From those past events a suggestion was put forth, the Table of Peace for kindergarten children leaders of the future. The table I saw sat four. Conceived by Fr. Teresito Soganub of Cotabato, Pastor of St. Mary’s Prelature, the table commanders are either Sister Minda Peñaredondo, Sister Maliza Ruedas or their head Sister Ana. All three are the only remaining nuns of the Blessed Virgin Mary’s Chaplaincy in Lanao del Sur and wear civilian clothes. When they go out of their little rooms they put on their veils. In Iligan and Cagayan de Oro they wear their habits.
You’ll find three- to seven-year-olds standing by the Table of Peace, ready before any fistfights between Muslims and Christians can begin — fights that could cause dads and moms to join the fray! The sign above table contains an appeal — “Magkaibigan tayo muli” — because the children are taught that “dialogue is a way of building bridges and breaking down walls, while Muslims and Christians share in God’s love.” Fr. Teresito, with a longish goatee looking more like an imam than a Catholic priest, smiles in his residence which is also an office, a Bible school with an adjoining chapel where 300 students go to Mass every day and on Sundays 2,000 (out of 4,000-plus students) attend at the Mindanao State University Gym.

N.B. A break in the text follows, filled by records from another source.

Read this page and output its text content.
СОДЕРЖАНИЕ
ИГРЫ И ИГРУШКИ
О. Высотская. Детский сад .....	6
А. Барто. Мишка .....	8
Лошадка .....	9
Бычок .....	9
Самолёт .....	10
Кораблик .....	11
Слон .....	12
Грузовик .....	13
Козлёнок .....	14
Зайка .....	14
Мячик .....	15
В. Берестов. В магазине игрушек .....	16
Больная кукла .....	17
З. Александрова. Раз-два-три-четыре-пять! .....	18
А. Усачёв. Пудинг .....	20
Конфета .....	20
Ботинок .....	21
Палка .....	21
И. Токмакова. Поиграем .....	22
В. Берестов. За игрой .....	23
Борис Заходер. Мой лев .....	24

At Mindanao State University, tuition is P85 only for one semester of five months with total units of 10 to 21. A student who pays P450 to P850 can cover college requirements for extracurricular activities he wishes to join. If a student passes all 21 units, he becomes a scholar. The professors at Mindanao State University are to be admired: they research, teach and remain forever as professors. Lawyers, ustadzes, doctors of education and economics — what have you — all of them I’ve spoke with about the drug menace, forecasts on federalism, peace, oil, ARMM aspirations, from an academic and political point of view. Likewise the American participation in Mindanao, terrorism, the MI and MN… We could keep going on for days with these analysts, deep thinkers like former Moro National Liberation Front Commander Mayor Omar Solitario and his allies were it not for hot meals that awaited us as we breathed the clean cool air of peace.